My last mention of Darwin’s was to post a picture sent by Jon Magnusson’s – father-in-law to our older daughter when he and his wife, Nancy and two good friends, Dr. Bob and Stephanie Thompson visited Anchorage on a trip to see the Northern Lights in February, 2020.
I told them they had to check out Darwin’s and I got a text from Jon with the picture below and the comment, “Exploring Darwin’s – Great Place.”
We were shocked and saddened to learn that Dr. Bob passed away last week following a heart attack while swimming. He practiced Family Medicine in Seattle and was loved and respected by patients, colleagues and all who knew him.
In 2013, he was honored as the Outstanding Health Care Practitioner in Washington State and as stated by the CEO of the Valley Medical Center where he practiced for over thirty years:
“Dr. Bob, as he is fondly known, has worked at Valley for over 25 years and he is an emblem of what it truly means to be a tireless and compassionate care giver, committed to helping people in need.”

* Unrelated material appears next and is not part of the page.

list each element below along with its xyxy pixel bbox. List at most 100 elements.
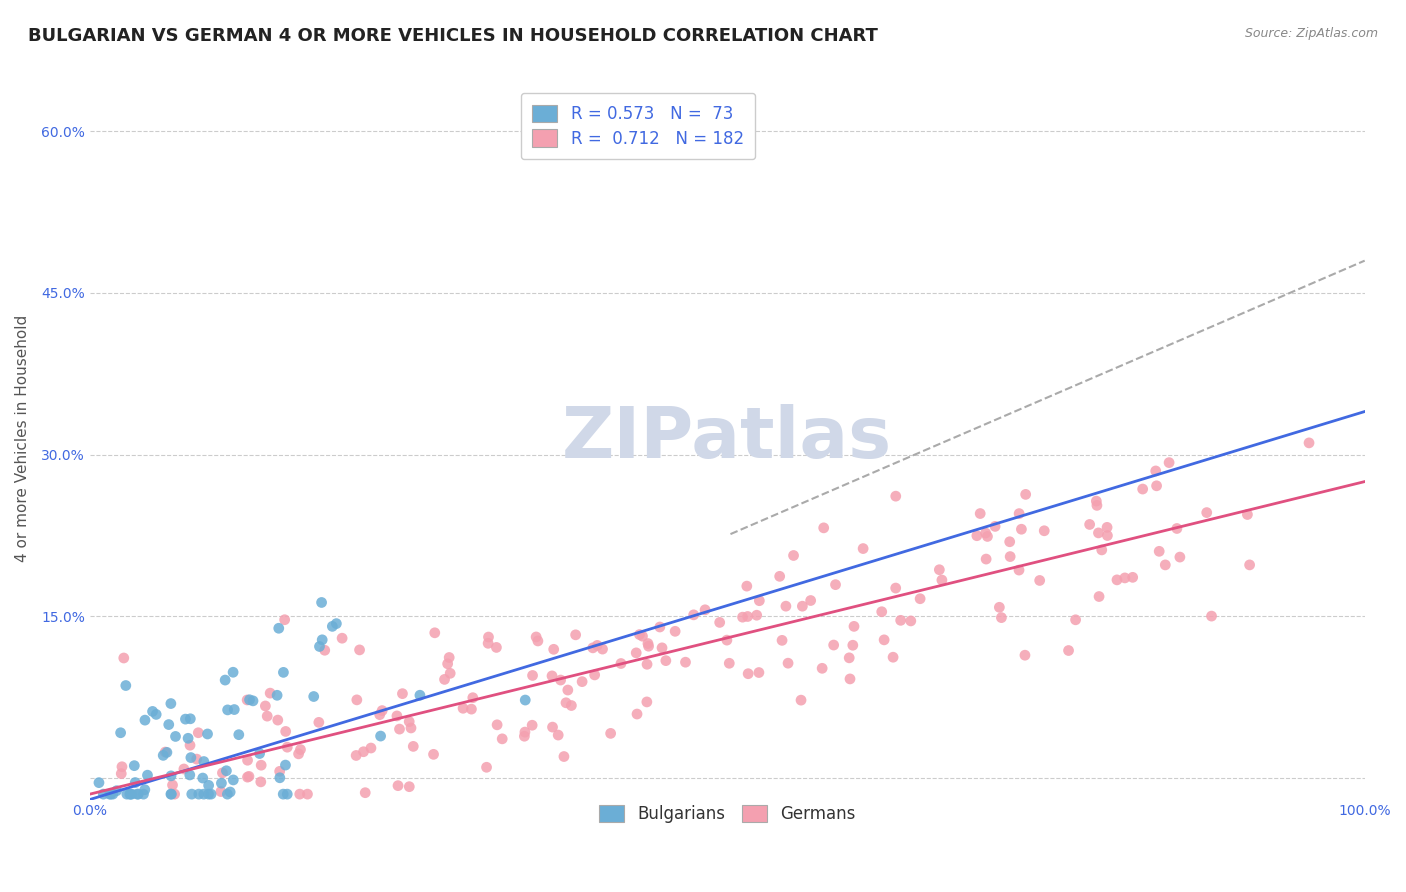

Dr. Bob Thompson was an outstanding person-of-faith who worked on many volunteer medical missions including Belize in Central America and Albania. He was active in numerous charitable organizations and a loving husband, father and grandfather. We will miss him.
New Times for Old Town
In an 8/16/20 Beerchaser post, I mentioned how entrepreneur, Adam Milne, the founder of the iconic Old Town Pizza in 2003 and his later expansion to Old Town Brewing, faced challenges during COVID and the riots/protests in Portland this summer.

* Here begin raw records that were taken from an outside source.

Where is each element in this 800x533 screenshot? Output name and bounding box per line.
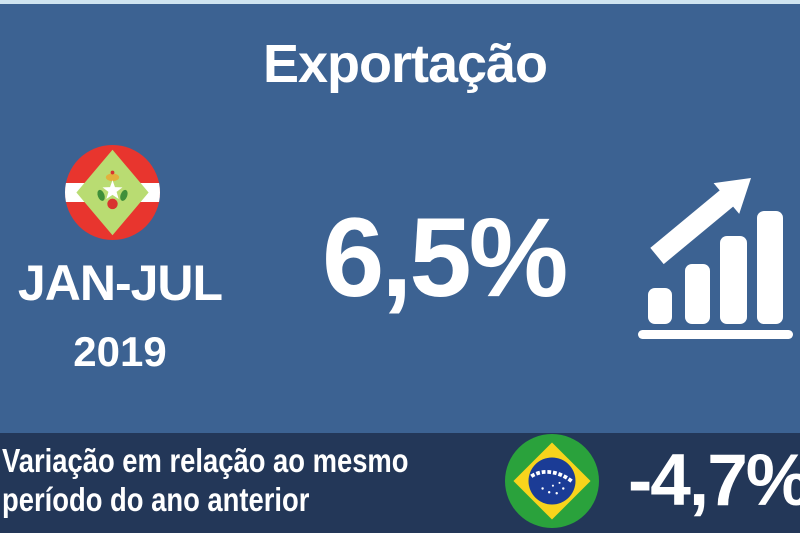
brazil-flag-icon (505, 434, 599, 528)
brazil-variation-value: -4,7% (628, 440, 800, 521)
period-year-label: 2019 (73, 328, 167, 375)
footer-bar: Variação em relação ao mesmo período do … (0, 433, 800, 533)
export-variation-value: 6,5% (322, 195, 568, 320)
page-title: Exportação (262, 34, 548, 94)
santa-catarina-flag-icon (65, 145, 160, 240)
period-range-label: JAN-JUL (17, 255, 223, 311)
rising-bar-chart-arrow-icon (635, 168, 797, 340)
comparison-note: Variação em relação ao mesmo período do … (2, 441, 409, 519)
comparison-note-line2: período do ano anterior (2, 481, 310, 518)
top-border-strip (0, 0, 800, 4)
comparison-note-line1: Variação em relação ao mesmo (2, 442, 409, 479)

They caused him to temporarily close one of his his two establishments – the downtown location as reported in a July 12 Willamette Week:
“‘The moment of a temporary closure became, sadly, clear on Thursday when our revenue for the day was $18.75,’ he says….. ‘We really need help from the city. Downtown businesses have been hit especially hard with the high density, vandalism and tents in front of our business.'”
Just this month, he purchased Baby Doll Pizza on Southeast Stark – he won’t change the name although it will now feature a number of the excellent Old Town beers on tap. Baby Doll is known for its’s New York style pizza.

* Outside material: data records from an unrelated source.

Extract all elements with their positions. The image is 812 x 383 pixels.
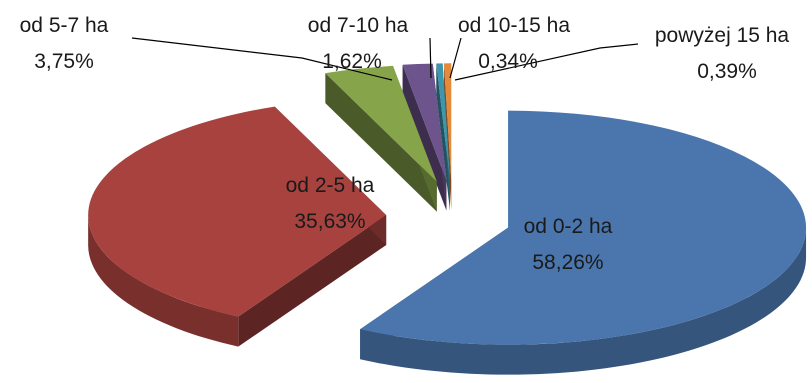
leader-lines [131,37,639,81]
slice-label-value-5: 0,39% [697,60,757,83]
pie-slice-0 [360,110,807,375]
pie-slice-0-top [360,110,807,345]
slice-label-name-3: od 7-10 ha [308,14,409,37]
pie-slice-1-rim [88,215,239,347]
pie-slice-5-top [443,63,452,181]
pie-slice-2 [325,65,437,212]
slice-label-value-4: 0,34% [478,50,538,73]
pie-slice-1-top [88,106,387,317]
pie-slices [88,63,807,375]
pie-slice-4-wall-0 [436,63,450,211]
pie-slice-3-top [402,63,447,181]
pie-slice-0-rim [360,227,807,375]
slice-label-value-2: 3,75% [34,50,94,73]
leader-line-0 [131,37,393,81]
slice-label-value-0: 58,26% [532,251,603,274]
leader-line-1 [429,37,432,79]
pie-slice-1 [88,106,387,347]
slice-label-name-1: od 2-5 ha [286,174,375,197]
slice-label-name-5: powyżej 15 ha [655,24,790,47]
slice-label-value-3: 1,62% [322,50,382,73]
pie-slice-3-wall-0 [402,64,447,211]
pie-slice-4-top [436,63,450,181]
pie-slice-2-wall-0 [325,73,437,212]
slice-label-name-2: od 5-7 ha [20,14,109,37]
slice-label-value-1: 35,63% [294,210,365,233]
pie-slice-1-wall-0 [238,215,387,347]
pie-slice-4 [436,63,450,211]
pie-slice-2-top [325,65,437,182]
leader-line-3 [454,43,639,81]
slice-label-name-4: od 10-15 ha [458,14,570,37]
leader-line-2 [449,37,462,79]
slice-label-name-0: od 0-2 ha [524,215,613,238]
pie-slice-3 [402,63,447,211]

Parting with Encouraging Words
In my recent post, Destiny of the Dives, I bemoaned the loss of some historic Portland watering holes, but parted with a hint of optimism – that during and after the pandemic – required restrictions, a number of establishments have either expanded or innovated to stay open and in some cases, grow and prosper. The pent-up demand caused by isolation would be a beacon to Beerchasing…..
And then I came across an outstanding January 12th article from New School Beer.com that was stunning in the expansiveness of such plans in 2021 — The Most Anticipated Upcoming Oregon Breweries and Taprooms of 2021 — New School Beer + Cider
The most exciting news is the info about Steeplejack Brewing – plans to open this summer – a heartening story not only because of the spirit of the co-partners (Brody Day and Dustin Harder) who are two college buddies, but because their partnership and cooperative efforts with the Metropolitan Community Church.
The result – a wonderful historic landmark will be saved and still serve as a community gathering place. This is an incredibly ambitious project. Stay tuned and Godspeed!
“The church at NE 24th and Broadway is a landmark of Portland’s Sullivan’s Gulch neighborhood known for it’s ornate steeple and long history.
The building’s most recent owners Metropolitan Community Church left the building in 2019 and it narrowly avoided being demolished. Turning down competing bids, the MCC leaders chose to sell the space to two homebrewers who wanted to keep the building intact and as a central hub or the community.”